The payback math has a hidden term: data movement. Microsoft's application US20240086719A1 (“Sparse encoding and decoding at mixture-of-experts layer,” published 2024-03-14) goes after it. Assigned to Microsoft Technology Licensing, LLC and classified CPC G06N 3/098, it covers sparse encoding and decoding at the layer where mixture-of-experts routes inputs to experts.

Mixture-of-experts saves compute by activating only some experts per input — but those experts often live on different devices, so routing inputs to them and gathering results back means moving data across the system. That communication can become the new bottleneck, eating the savings the routing was supposed to deliver. Sparse encoding at that layer is about cutting the data moved.

Microsoft routes AI revenue through cloud and productivity segments with no technique-level economics disclosed, as always.
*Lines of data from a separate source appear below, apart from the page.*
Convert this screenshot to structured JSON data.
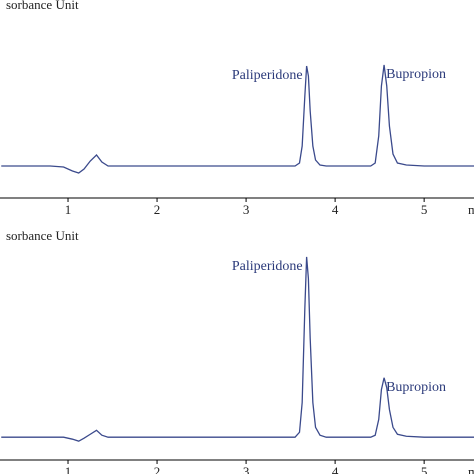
{
  "chart_data": [
    {
      "type": "line",
      "y_label": "sorbance Unit",
      "x_label": "m",
      "xlim": [
        0.236,
        5.56
      ],
      "ylim": [
        -0.32,
        1.54
      ],
      "xticks": [
        1,
        2,
        3,
        4,
        5
      ],
      "series": [
        {
          "color": "#3b4a8c",
          "x": [
            0.25,
            0.8,
            0.95,
            1.05,
            1.12,
            1.18,
            1.25,
            1.32,
            1.38,
            1.45,
            2.0,
            3.0,
            3.55,
            3.6,
            3.63,
            3.66,
            3.68,
            3.7,
            3.72,
            3.75,
            3.78,
            3.83,
            3.9,
            4.4,
            4.45,
            4.49,
            4.52,
            4.55,
            4.58,
            4.61,
            4.65,
            4.7,
            4.8,
            5.0,
            5.56
          ],
          "values": [
            0,
            0,
            -0.01,
            -0.05,
            -0.07,
            -0.03,
            0.05,
            0.11,
            0.04,
            0,
            0,
            0,
            0,
            0.03,
            0.2,
            0.7,
            1.0,
            0.9,
            0.55,
            0.2,
            0.06,
            0.01,
            0,
            0,
            0.03,
            0.3,
            0.8,
            1.01,
            0.8,
            0.4,
            0.12,
            0.03,
            0.01,
            0,
            0
          ]
        }
      ],
      "annotations": [
        "Paliperidone",
        "Bupropion"
      ]
    },
    {
      "type": "line",
      "y_label": "sorbance Unit",
      "x_label": "m",
      "xlim": [
        0.236,
        5.56
      ],
      "ylim": [
        -0.23,
        1.95
      ],
      "xticks": [
        1,
        2,
        3,
        4,
        5
      ],
      "series": [
        {
          "color": "#3b4a8c",
          "x": [
            0.25,
            0.8,
            0.95,
            1.05,
            1.12,
            1.18,
            1.25,
            1.32,
            1.38,
            1.45,
            2.0,
            3.0,
            3.55,
            3.6,
            3.63,
            3.66,
            3.68,
            3.7,
            3.72,
            3.75,
            3.78,
            3.83,
            3.9,
            4.4,
            4.45,
            4.49,
            4.52,
            4.55,
            4.58,
            4.61,
            4.65,
            4.7,
            4.8,
            5.0,
            5.56
          ],
          "values": [
            0,
            0,
            0,
            -0.02,
            -0.04,
            -0.01,
            0.03,
            0.07,
            0.02,
            0,
            0,
            0,
            0,
            0.05,
            0.35,
            1.3,
            1.82,
            1.6,
            1.0,
            0.35,
            0.1,
            0.02,
            0,
            0,
            0.02,
            0.18,
            0.48,
            0.6,
            0.5,
            0.28,
            0.1,
            0.03,
            0.01,
            0,
            0
          ]
        }
      ],
      "annotations": [
        "Paliperidone",
        "Bupropion"
      ]
    }
  ]
}
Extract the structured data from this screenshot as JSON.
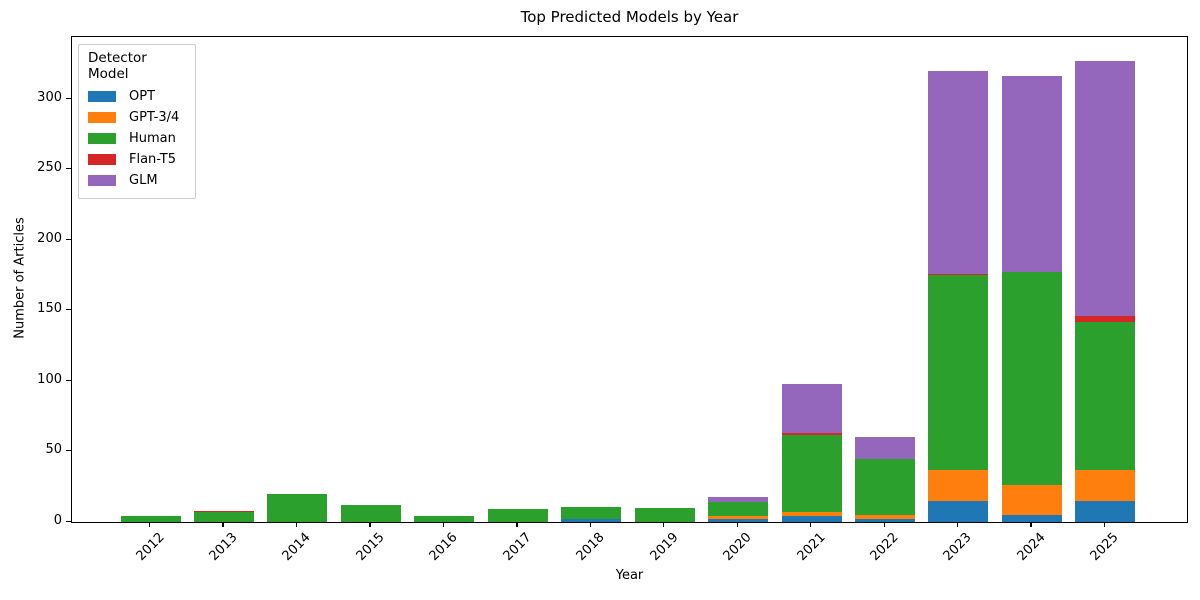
{
  "title": "Top Predicted Models by Year",
  "chart_data": {
    "type": "bar",
    "stacked": true,
    "title": "Top Predicted Models by Year",
    "xlabel": "Year",
    "ylabel": "Number of Articles",
    "legend_title": "Detector Model",
    "legend_position": "upper left",
    "grid": false,
    "ylim": [
      0,
      344
    ],
    "yticks": [
      0,
      50,
      100,
      150,
      200,
      250,
      300
    ],
    "categories": [
      "2012",
      "2013",
      "2014",
      "2015",
      "2016",
      "2017",
      "2018",
      "2019",
      "2020",
      "2021",
      "2022",
      "2023",
      "2024",
      "2025"
    ],
    "series": [
      {
        "name": "OPT",
        "color": "#1f77b4",
        "values": [
          0,
          0,
          0,
          0,
          0,
          0,
          2,
          0,
          2,
          4,
          2,
          15,
          5,
          15
        ]
      },
      {
        "name": "GPT-3/4",
        "color": "#ff7f0e",
        "values": [
          0,
          0,
          0,
          0,
          0,
          0,
          0,
          0,
          2,
          3,
          3,
          22,
          21,
          22
        ]
      },
      {
        "name": "Human",
        "color": "#2ca02c",
        "values": [
          4,
          7,
          20,
          12,
          4,
          9,
          9,
          10,
          10,
          55,
          40,
          138,
          151,
          105
        ]
      },
      {
        "name": "Flan-T5",
        "color": "#d62728",
        "values": [
          0,
          1,
          0,
          0,
          0,
          0,
          0,
          0,
          0,
          1,
          0,
          1,
          0,
          4
        ]
      },
      {
        "name": "GLM",
        "color": "#9467bd",
        "values": [
          0,
          0,
          0,
          0,
          0,
          0,
          0,
          0,
          4,
          35,
          15,
          144,
          139,
          181
        ]
      }
    ],
    "totals": [
      4,
      8,
      20,
      12,
      4,
      9,
      11,
      10,
      18,
      98,
      60,
      320,
      316,
      327
    ]
  }
}
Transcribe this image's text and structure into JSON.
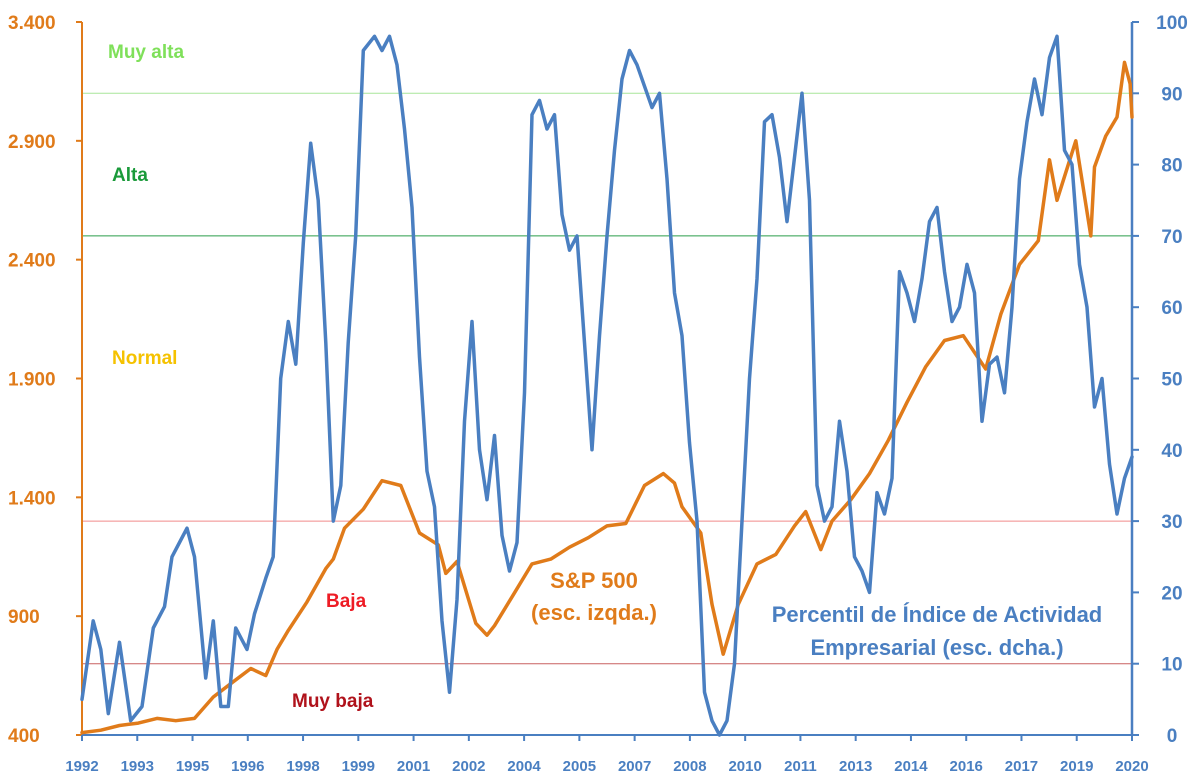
{
  "chart_data": {
    "type": "line",
    "title": "",
    "x_range": [
      1992,
      2020
    ],
    "x_ticks": [
      "1992",
      "1993",
      "1995",
      "1996",
      "1998",
      "1999",
      "2001",
      "2002",
      "2004",
      "2005",
      "2007",
      "2008",
      "2010",
      "2011",
      "2013",
      "2014",
      "2016",
      "2017",
      "2019",
      "2020"
    ],
    "y_left": {
      "range": [
        400,
        3400
      ],
      "ticks": [
        "400",
        "900",
        "1.400",
        "1.900",
        "2.400",
        "2.900",
        "3.400"
      ],
      "color": "#e07b1a"
    },
    "y_right": {
      "range": [
        0,
        100
      ],
      "ticks": [
        "0",
        "10",
        "20",
        "30",
        "40",
        "50",
        "60",
        "70",
        "80",
        "90",
        "100"
      ],
      "color": "#4a7fc1"
    },
    "zones": [
      {
        "label": "Muy alta",
        "color": "#7fe05a"
      },
      {
        "label": "Alta",
        "color": "#1a9a3a"
      },
      {
        "label": "Normal",
        "color": "#f5c200"
      },
      {
        "label": "Baja",
        "color": "#ee1c25"
      },
      {
        "label": "Muy baja",
        "color": "#b0121b"
      }
    ],
    "thresholds_right": [
      {
        "value": 90,
        "color": "#a8e59a"
      },
      {
        "value": 70,
        "color": "#2a9d4a"
      },
      {
        "value": 30,
        "color": "#f08a8a"
      },
      {
        "value": 10,
        "color": "#c86060"
      }
    ],
    "series": [
      {
        "name": "S&P 500",
        "label_lines": [
          "S&P 500",
          "(esc. izqda.)"
        ],
        "axis": "left",
        "color": "#e07b1a",
        "points": [
          [
            1992.0,
            410
          ],
          [
            1992.5,
            420
          ],
          [
            1993.0,
            440
          ],
          [
            1993.5,
            450
          ],
          [
            1994.0,
            470
          ],
          [
            1994.5,
            460
          ],
          [
            1995.0,
            470
          ],
          [
            1995.5,
            560
          ],
          [
            1996.0,
            620
          ],
          [
            1996.5,
            680
          ],
          [
            1996.9,
            650
          ],
          [
            1997.2,
            760
          ],
          [
            1997.5,
            840
          ],
          [
            1998.0,
            960
          ],
          [
            1998.5,
            1100
          ],
          [
            1998.7,
            1140
          ],
          [
            1999.0,
            1270
          ],
          [
            1999.5,
            1350
          ],
          [
            2000.0,
            1470
          ],
          [
            2000.5,
            1450
          ],
          [
            2001.0,
            1250
          ],
          [
            2001.5,
            1200
          ],
          [
            2001.7,
            1080
          ],
          [
            2002.0,
            1130
          ],
          [
            2002.5,
            870
          ],
          [
            2002.8,
            820
          ],
          [
            2003.0,
            860
          ],
          [
            2003.5,
            990
          ],
          [
            2004.0,
            1120
          ],
          [
            2004.5,
            1140
          ],
          [
            2005.0,
            1190
          ],
          [
            2005.5,
            1230
          ],
          [
            2006.0,
            1280
          ],
          [
            2006.5,
            1290
          ],
          [
            2007.0,
            1450
          ],
          [
            2007.5,
            1500
          ],
          [
            2007.8,
            1460
          ],
          [
            2008.0,
            1360
          ],
          [
            2008.5,
            1250
          ],
          [
            2008.8,
            950
          ],
          [
            2009.1,
            740
          ],
          [
            2009.5,
            950
          ],
          [
            2010.0,
            1120
          ],
          [
            2010.5,
            1160
          ],
          [
            2011.0,
            1280
          ],
          [
            2011.3,
            1340
          ],
          [
            2011.7,
            1180
          ],
          [
            2012.0,
            1300
          ],
          [
            2012.5,
            1390
          ],
          [
            2013.0,
            1500
          ],
          [
            2013.5,
            1640
          ],
          [
            2014.0,
            1800
          ],
          [
            2014.5,
            1950
          ],
          [
            2015.0,
            2060
          ],
          [
            2015.5,
            2080
          ],
          [
            2015.8,
            2010
          ],
          [
            2016.1,
            1940
          ],
          [
            2016.5,
            2170
          ],
          [
            2017.0,
            2380
          ],
          [
            2017.5,
            2480
          ],
          [
            2017.8,
            2820
          ],
          [
            2018.0,
            2650
          ],
          [
            2018.5,
            2900
          ],
          [
            2018.9,
            2500
          ],
          [
            2019.0,
            2790
          ],
          [
            2019.3,
            2920
          ],
          [
            2019.6,
            3000
          ],
          [
            2019.8,
            3230
          ],
          [
            2019.95,
            3140
          ],
          [
            2020.0,
            3000
          ]
        ]
      },
      {
        "name": "Percentil de Índice de Actividad Empresarial",
        "label_lines": [
          "Percentil de Índice de Actividad",
          "Empresarial (esc. dcha.)"
        ],
        "axis": "right",
        "color": "#4a7fc1",
        "points": [
          [
            1992.0,
            5
          ],
          [
            1992.3,
            16
          ],
          [
            1992.5,
            12
          ],
          [
            1992.7,
            3
          ],
          [
            1993.0,
            13
          ],
          [
            1993.3,
            2
          ],
          [
            1993.6,
            4
          ],
          [
            1993.9,
            15
          ],
          [
            1994.2,
            18
          ],
          [
            1994.4,
            25
          ],
          [
            1994.6,
            27
          ],
          [
            1994.8,
            29
          ],
          [
            1995.0,
            25
          ],
          [
            1995.3,
            8
          ],
          [
            1995.5,
            16
          ],
          [
            1995.7,
            4
          ],
          [
            1995.9,
            4
          ],
          [
            1996.1,
            15
          ],
          [
            1996.4,
            12
          ],
          [
            1996.6,
            17
          ],
          [
            1996.9,
            22
          ],
          [
            1997.1,
            25
          ],
          [
            1997.3,
            50
          ],
          [
            1997.5,
            58
          ],
          [
            1997.7,
            52
          ],
          [
            1997.9,
            69
          ],
          [
            1998.1,
            83
          ],
          [
            1998.3,
            75
          ],
          [
            1998.5,
            55
          ],
          [
            1998.7,
            30
          ],
          [
            1998.9,
            35
          ],
          [
            1999.1,
            55
          ],
          [
            1999.3,
            70
          ],
          [
            1999.5,
            96
          ],
          [
            1999.8,
            98
          ],
          [
            2000.0,
            96
          ],
          [
            2000.2,
            98
          ],
          [
            2000.4,
            94
          ],
          [
            2000.6,
            85
          ],
          [
            2000.8,
            74
          ],
          [
            2001.0,
            53
          ],
          [
            2001.2,
            37
          ],
          [
            2001.4,
            32
          ],
          [
            2001.6,
            16
          ],
          [
            2001.8,
            6
          ],
          [
            2002.0,
            19
          ],
          [
            2002.2,
            44
          ],
          [
            2002.4,
            58
          ],
          [
            2002.6,
            40
          ],
          [
            2002.8,
            33
          ],
          [
            2003.0,
            42
          ],
          [
            2003.2,
            28
          ],
          [
            2003.4,
            23
          ],
          [
            2003.6,
            27
          ],
          [
            2003.8,
            48
          ],
          [
            2004.0,
            87
          ],
          [
            2004.2,
            89
          ],
          [
            2004.4,
            85
          ],
          [
            2004.6,
            87
          ],
          [
            2004.8,
            73
          ],
          [
            2005.0,
            68
          ],
          [
            2005.2,
            70
          ],
          [
            2005.4,
            55
          ],
          [
            2005.6,
            40
          ],
          [
            2005.8,
            56
          ],
          [
            2006.0,
            70
          ],
          [
            2006.2,
            82
          ],
          [
            2006.4,
            92
          ],
          [
            2006.6,
            96
          ],
          [
            2006.8,
            94
          ],
          [
            2007.0,
            91
          ],
          [
            2007.2,
            88
          ],
          [
            2007.4,
            90
          ],
          [
            2007.6,
            78
          ],
          [
            2007.8,
            62
          ],
          [
            2008.0,
            56
          ],
          [
            2008.2,
            41
          ],
          [
            2008.4,
            30
          ],
          [
            2008.6,
            6
          ],
          [
            2008.8,
            2
          ],
          [
            2009.0,
            0
          ],
          [
            2009.2,
            2
          ],
          [
            2009.4,
            10
          ],
          [
            2009.6,
            30
          ],
          [
            2009.8,
            50
          ],
          [
            2010.0,
            64
          ],
          [
            2010.2,
            86
          ],
          [
            2010.4,
            87
          ],
          [
            2010.6,
            81
          ],
          [
            2010.8,
            72
          ],
          [
            2011.0,
            81
          ],
          [
            2011.2,
            90
          ],
          [
            2011.4,
            75
          ],
          [
            2011.6,
            35
          ],
          [
            2011.8,
            30
          ],
          [
            2012.0,
            32
          ],
          [
            2012.2,
            44
          ],
          [
            2012.4,
            37
          ],
          [
            2012.6,
            25
          ],
          [
            2012.8,
            23
          ],
          [
            2013.0,
            20
          ],
          [
            2013.2,
            34
          ],
          [
            2013.4,
            31
          ],
          [
            2013.6,
            36
          ],
          [
            2013.8,
            65
          ],
          [
            2014.0,
            62
          ],
          [
            2014.2,
            58
          ],
          [
            2014.4,
            64
          ],
          [
            2014.6,
            72
          ],
          [
            2014.8,
            74
          ],
          [
            2015.0,
            65
          ],
          [
            2015.2,
            58
          ],
          [
            2015.4,
            60
          ],
          [
            2015.6,
            66
          ],
          [
            2015.8,
            62
          ],
          [
            2016.0,
            44
          ],
          [
            2016.2,
            52
          ],
          [
            2016.4,
            53
          ],
          [
            2016.6,
            48
          ],
          [
            2016.8,
            60
          ],
          [
            2017.0,
            78
          ],
          [
            2017.2,
            86
          ],
          [
            2017.4,
            92
          ],
          [
            2017.6,
            87
          ],
          [
            2017.8,
            95
          ],
          [
            2018.0,
            98
          ],
          [
            2018.2,
            82
          ],
          [
            2018.4,
            80
          ],
          [
            2018.6,
            66
          ],
          [
            2018.8,
            60
          ],
          [
            2019.0,
            46
          ],
          [
            2019.2,
            50
          ],
          [
            2019.4,
            38
          ],
          [
            2019.6,
            31
          ],
          [
            2019.8,
            36
          ],
          [
            2020.0,
            39
          ]
        ]
      }
    ]
  }
}
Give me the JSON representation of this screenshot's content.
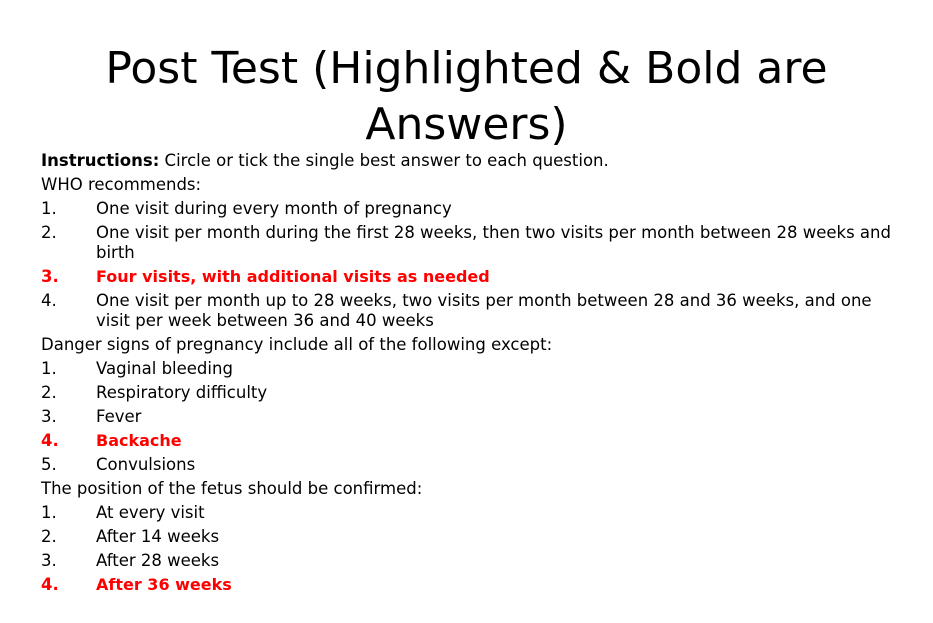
{
  "title": {
    "line1": "Post Test (Highlighted & Bold are",
    "line2": "Answers)"
  },
  "instructions": {
    "label": "Instructions:",
    "text": " Circle or tick the single best answer to each question."
  },
  "questions": [
    {
      "prompt": "WHO recommends:",
      "options": [
        {
          "num": "1.",
          "text": "One visit during every month of pregnancy",
          "answer": false
        },
        {
          "num": "2.",
          "text": "One visit per month during the first 28 weeks, then two visits per month between 28 weeks and birth",
          "answer": false
        },
        {
          "num": "3.",
          "text": "Four visits, with additional visits as needed",
          "answer": true
        },
        {
          "num": "4.",
          "text": "One visit per month up to 28 weeks, two visits per month between 28 and 36 weeks, and one visit per week between 36 and 40 weeks",
          "answer": false
        }
      ]
    },
    {
      "prompt": "Danger signs of pregnancy include all of the following except:",
      "options": [
        {
          "num": "1.",
          "text": "Vaginal bleeding",
          "answer": false
        },
        {
          "num": "2.",
          "text": "Respiratory difficulty",
          "answer": false
        },
        {
          "num": "3.",
          "text": "Fever",
          "answer": false
        },
        {
          "num": "4.",
          "text": "Backache",
          "answer": true
        },
        {
          "num": "5.",
          "text": "Convulsions",
          "answer": false
        }
      ]
    },
    {
      "prompt": "The position of the fetus should be confirmed:",
      "options": [
        {
          "num": "1.",
          "text": "At every visit",
          "answer": false
        },
        {
          "num": "2.",
          "text": "After 14 weeks",
          "answer": false
        },
        {
          "num": "3.",
          "text": "After 28 weeks",
          "answer": false
        },
        {
          "num": "4.",
          "text": "After 36 weeks",
          "answer": true
        }
      ]
    }
  ],
  "colors": {
    "answer": "#ff0000",
    "text": "#000000",
    "background": "#ffffff"
  }
}
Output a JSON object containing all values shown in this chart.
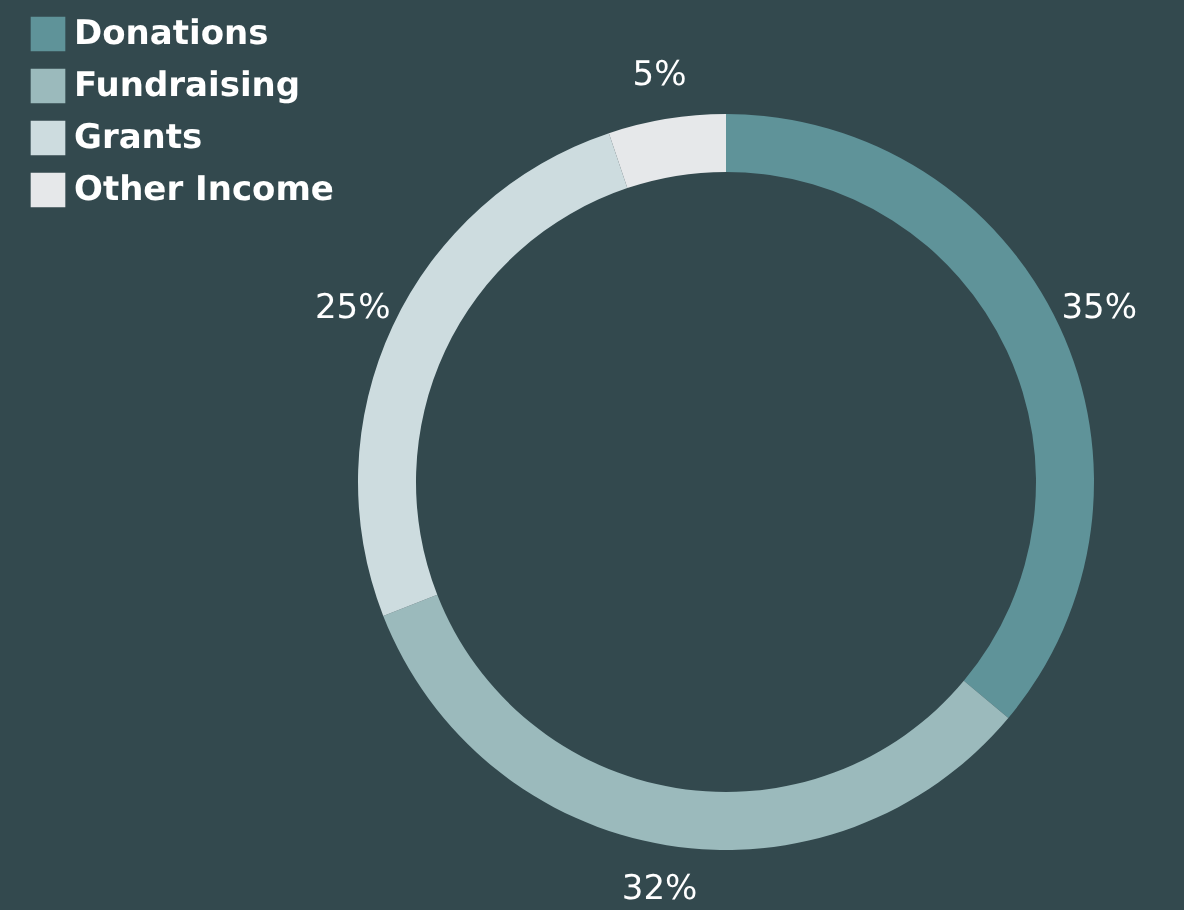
{
  "chart_data": {
    "type": "donut",
    "categories": [
      "Donations",
      "Fundraising",
      "Grants",
      "Other Income"
    ],
    "values": [
      35,
      32,
      25,
      5
    ],
    "value_labels": [
      "35%",
      "32%",
      "25%",
      "5%"
    ],
    "colors": [
      "#5f9399",
      "#9bbabc",
      "#cddcdf",
      "#e6e8ea"
    ],
    "legend": "top left"
  }
}
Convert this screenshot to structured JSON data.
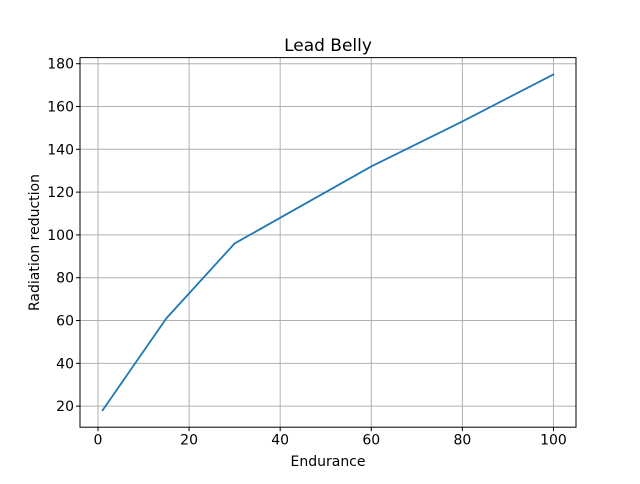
{
  "chart_data": {
    "type": "line",
    "title": "Lead Belly",
    "xlabel": "Endurance",
    "ylabel": "Radiation reduction",
    "x": [
      1,
      15,
      30,
      60,
      80,
      100
    ],
    "y": [
      18,
      61,
      96,
      132,
      153,
      175
    ],
    "xlim": [
      -3.95,
      104.95
    ],
    "ylim": [
      10.15,
      182.85
    ],
    "xticks": [
      0,
      20,
      40,
      60,
      80,
      100
    ],
    "yticks": [
      20,
      40,
      60,
      80,
      100,
      120,
      140,
      160,
      180
    ],
    "grid": true,
    "legend_position": "none",
    "line_color": "#1f77b4",
    "grid_color": "#b0b0b0",
    "spine_color": "#000000",
    "background_color": "#ffffff"
  }
}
The application is the granular record under the cost story: dated 2024, owned, aimed at the communication overhead of serving the increasingly standard MoE architecture.

Published is not granted — scope unsettled — and I attach no number; no filing isolates communication savings. What it documents is that Microsoft was patenting the less-obvious half of MoE efficiency in 2024: not the routing, but the cost of moving data through it.

For the infrastructure desk, the reusable lesson is that compute savings can be silently eaten by communication. The companies serving MoE models cheaply will be the ones that solved data movement, not just routing — and a dated patent on sparse MoE encoding is evidence Microsoft was working that exact corner.